Así como Jesús es el enviado del Padre, los discípulos son los enviados de Jesús. Jesús, los autoriza para que anuncien el Reino y lo extiendan por todos los lugares conocidos. Jesús sabe que a él solo, como hombre, la tarea del anuncio del Reino, lo sobrepasa. Él "no hace alarde de su condición de Dios", y por eso siente la necesidad de hacerse ayudar de hombres y mujeres, para hacer que el Reino llegue a toda la tierra.
Toda persona o comunidad que rechace a los discípulos, está rechazando a Jesús mismo, y todo aquel que rechaza a Jesús, rechaza a quien le envió: el Padre. Esta advertencia de Jesús, no tiene por qué llenarnos de falso orgullo; sino que tiene una exigencia profunda: quien más ha sido favorecido por el mensaje de Jesús, más responsabilidad tiene, y a quien mucho se le da, mucho se le exige.
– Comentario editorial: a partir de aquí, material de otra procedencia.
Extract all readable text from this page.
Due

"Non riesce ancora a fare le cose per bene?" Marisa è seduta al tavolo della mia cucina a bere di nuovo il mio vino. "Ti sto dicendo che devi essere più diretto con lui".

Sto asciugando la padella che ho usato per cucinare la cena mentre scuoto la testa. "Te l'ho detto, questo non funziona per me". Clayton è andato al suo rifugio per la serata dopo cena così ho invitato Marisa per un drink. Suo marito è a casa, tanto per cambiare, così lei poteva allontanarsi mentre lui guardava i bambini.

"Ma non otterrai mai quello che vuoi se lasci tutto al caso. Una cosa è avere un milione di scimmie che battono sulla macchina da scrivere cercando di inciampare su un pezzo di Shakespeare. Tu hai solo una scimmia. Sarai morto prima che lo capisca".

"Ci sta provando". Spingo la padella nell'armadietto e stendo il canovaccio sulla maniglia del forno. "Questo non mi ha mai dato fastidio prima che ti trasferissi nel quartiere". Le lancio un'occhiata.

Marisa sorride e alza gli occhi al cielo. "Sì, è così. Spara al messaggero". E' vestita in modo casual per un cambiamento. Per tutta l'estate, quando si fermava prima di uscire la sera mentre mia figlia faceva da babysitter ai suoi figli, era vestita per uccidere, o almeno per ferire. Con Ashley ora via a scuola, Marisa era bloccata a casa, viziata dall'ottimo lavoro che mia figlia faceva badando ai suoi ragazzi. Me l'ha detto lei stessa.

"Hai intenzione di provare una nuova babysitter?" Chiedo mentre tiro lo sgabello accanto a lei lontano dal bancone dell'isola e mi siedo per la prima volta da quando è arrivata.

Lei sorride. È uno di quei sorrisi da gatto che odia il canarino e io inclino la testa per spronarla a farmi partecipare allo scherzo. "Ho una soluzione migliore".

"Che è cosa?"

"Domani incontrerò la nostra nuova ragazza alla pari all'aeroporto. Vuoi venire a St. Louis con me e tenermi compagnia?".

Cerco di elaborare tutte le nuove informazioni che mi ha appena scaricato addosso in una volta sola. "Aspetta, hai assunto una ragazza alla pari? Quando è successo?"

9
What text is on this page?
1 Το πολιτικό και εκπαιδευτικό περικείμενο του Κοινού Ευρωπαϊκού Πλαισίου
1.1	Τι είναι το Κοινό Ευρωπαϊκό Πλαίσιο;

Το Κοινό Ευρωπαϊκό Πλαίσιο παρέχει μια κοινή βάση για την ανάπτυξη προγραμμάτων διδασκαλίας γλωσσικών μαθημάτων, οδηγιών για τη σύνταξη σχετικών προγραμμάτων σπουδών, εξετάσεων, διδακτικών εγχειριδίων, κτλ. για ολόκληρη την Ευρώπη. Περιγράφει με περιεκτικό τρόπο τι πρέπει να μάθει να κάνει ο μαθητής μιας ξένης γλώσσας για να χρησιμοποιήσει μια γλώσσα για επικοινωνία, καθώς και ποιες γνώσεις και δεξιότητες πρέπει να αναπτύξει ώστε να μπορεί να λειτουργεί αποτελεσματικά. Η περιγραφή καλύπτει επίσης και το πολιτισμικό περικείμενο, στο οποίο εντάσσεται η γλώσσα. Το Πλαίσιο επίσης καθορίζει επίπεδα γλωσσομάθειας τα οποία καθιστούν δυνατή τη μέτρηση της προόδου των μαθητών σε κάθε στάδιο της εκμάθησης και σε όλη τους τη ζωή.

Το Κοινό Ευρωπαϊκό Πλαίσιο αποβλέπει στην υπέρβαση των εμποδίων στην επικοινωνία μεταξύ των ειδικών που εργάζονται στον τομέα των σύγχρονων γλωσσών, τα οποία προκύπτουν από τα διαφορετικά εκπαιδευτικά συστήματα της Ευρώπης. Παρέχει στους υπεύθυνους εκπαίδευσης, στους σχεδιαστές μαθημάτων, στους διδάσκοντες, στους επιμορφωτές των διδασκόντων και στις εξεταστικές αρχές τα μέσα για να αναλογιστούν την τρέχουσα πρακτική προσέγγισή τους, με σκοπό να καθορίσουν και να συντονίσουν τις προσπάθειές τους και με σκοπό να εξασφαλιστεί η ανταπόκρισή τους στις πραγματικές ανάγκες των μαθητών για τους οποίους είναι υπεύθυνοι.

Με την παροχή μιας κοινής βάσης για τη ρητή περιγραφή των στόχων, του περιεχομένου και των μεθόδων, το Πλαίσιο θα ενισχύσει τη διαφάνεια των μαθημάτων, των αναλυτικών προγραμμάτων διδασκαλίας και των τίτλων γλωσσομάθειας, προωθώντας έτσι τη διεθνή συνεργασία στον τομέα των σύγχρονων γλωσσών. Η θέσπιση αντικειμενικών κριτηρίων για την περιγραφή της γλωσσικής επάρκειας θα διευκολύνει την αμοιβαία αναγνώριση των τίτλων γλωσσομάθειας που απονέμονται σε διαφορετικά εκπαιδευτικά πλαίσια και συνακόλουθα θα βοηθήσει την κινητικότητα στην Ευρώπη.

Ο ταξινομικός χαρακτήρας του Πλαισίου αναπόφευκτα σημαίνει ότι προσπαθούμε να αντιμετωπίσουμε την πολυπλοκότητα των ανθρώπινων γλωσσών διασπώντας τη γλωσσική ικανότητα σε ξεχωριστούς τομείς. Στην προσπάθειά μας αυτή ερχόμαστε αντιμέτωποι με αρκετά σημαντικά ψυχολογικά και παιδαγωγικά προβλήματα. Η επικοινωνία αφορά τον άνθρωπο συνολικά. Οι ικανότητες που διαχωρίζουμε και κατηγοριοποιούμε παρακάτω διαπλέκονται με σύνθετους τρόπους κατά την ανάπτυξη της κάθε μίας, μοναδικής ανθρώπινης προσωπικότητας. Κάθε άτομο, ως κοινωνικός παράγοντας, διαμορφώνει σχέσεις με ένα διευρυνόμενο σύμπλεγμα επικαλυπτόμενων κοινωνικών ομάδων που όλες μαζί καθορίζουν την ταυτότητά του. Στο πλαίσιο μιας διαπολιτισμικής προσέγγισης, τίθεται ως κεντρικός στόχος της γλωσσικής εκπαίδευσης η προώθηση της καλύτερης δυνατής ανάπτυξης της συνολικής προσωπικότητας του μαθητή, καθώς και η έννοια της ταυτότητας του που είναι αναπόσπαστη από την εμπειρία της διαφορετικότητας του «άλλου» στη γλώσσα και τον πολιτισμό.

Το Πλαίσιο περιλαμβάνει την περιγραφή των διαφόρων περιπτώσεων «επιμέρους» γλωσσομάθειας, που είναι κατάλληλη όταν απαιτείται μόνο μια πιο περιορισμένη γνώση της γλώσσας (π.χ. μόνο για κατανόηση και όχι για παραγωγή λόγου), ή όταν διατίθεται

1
Hoy nosotros tenemos que evaluar nuestra actitud frente al Reino. También hemos sido elegidos por gracia. No tenemos mérito alguno para ser escogidos. Pero tenemos que responder a este llamado de Dios con altura y con responsabilidad. Es una exigencia y debemos cumplirla.
Dejemos el juicio a Dios. Nosotros anunciamos a tiempo y a destiempo el reino de Dios con todos sus valores. No perdamos el tiempo, ni las oportunidades que nos ofrece la vida para que la soberanía de Dios se a una realidad en los corazones y las conciencias que todas las personas.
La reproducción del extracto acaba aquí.